Ma prime rénov’ : stupeur et tremblements dans la filière de la rénovation énergétique

Depuis sa création en 2020, plus de 1,8 million de dossiers ont été instruits, et environ 3,2 millions de logements ont bénéficié des aides dans le cadre du dispositif MaPrimeRénov'. ©Shutterstock

Publié le 05/06/2025

6 min

Publié le 05/06/2025

Temps de lecture : 6 min 6 min

Levée de boucliers contre la suspension de Ma prime rénov’ : la filière de la rénovation énergétique toute entière s’inquiète de l’arrêt temporaire des demandes d’aides à la rénovation énergétique. Le secteur du bâtiment envisage des manifestations. Bien que le gouvernement justifie cette décision par des préoccupations liées à la fraude, la filière appelle à une clarification urgente et à la mise en place « d’une politique pérenne et cohérente » pour soutenir cette démarche essentielle à la décarbonation et à la réduction des factures d’énergie des Français.

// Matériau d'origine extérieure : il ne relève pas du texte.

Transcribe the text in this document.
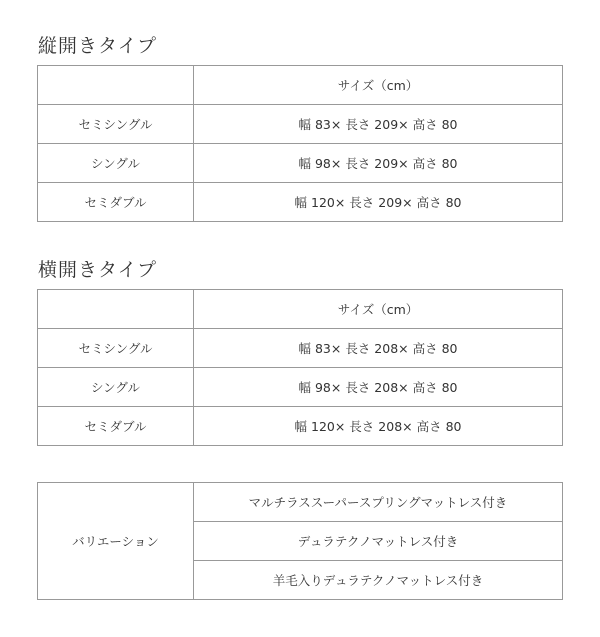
縦開きタイプ
	サイズ（cm）
セミシングル	幅 83× 長さ 209× 高さ 80
シングル	幅 98× 長さ 209× 高さ 80
セミダブル	幅 120× 長さ 209× 高さ 80
横開きタイプ
	サイズ（cm）
セミシングル	幅 83× 長さ 208× 高さ 80
シングル	幅 98× 長さ 208× 高さ 80
セミダブル	幅 120× 長さ 208× 高さ 80
バリエーション	マルチラススーパースプリングマットレス付き
デュラテクノマットレス付き
羊毛入りデュラテクノマットレス付き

Par la rédaction, avec AFP

 

Les ministres de l’Économie et du Logement ont confirmé le 4 juin une fermeture « cet été » du guichet de dépôt des dossiers de demande d’aide Ma prime rénov’ pour les rénovations énergétiques globales et les travaux d’isolation et de remplacement de chaudière isolés. Dans un communiqué commun, une vingtaine de fédérations expriment leur « stupéfaction » et leurs « inquiétudes« . Elles estiment que la réunion prévue ce vendredi au ministère de l’Économie pour discuter du marché de la rénovation énergétique n’a « plus lieu d’être car sans objet désormais » et demandent à être reçues par le Premier ministre, François Bayrou. L’absence de stabilité et de visibilité sur le dispositif menace non seulement les emplois et les entreprises du secteur, mais aussi la transition énergétique du pays, en ralentissant la rénovation des logements estiment les fédérations de professionnels du chauffage, de l’énergie, de l’électricité et du génie climatique comme l’UFE, le Synasav ou encore la Capeb. « C’est une décision contre les Français » s’insurge un acteur du secteur, en colère contre « un désengagement brutal de l’État ». « Sans stabilité du dispositif, a fortiori sans sa pérennisation, et sans sa simplification, ce sont des milliers d’entreprises d’installateurs, d’artisans du bâtiment, de distributeurs et d’emplois industriels qui sont directement fragilisés » indiquent les signataires du courrier. 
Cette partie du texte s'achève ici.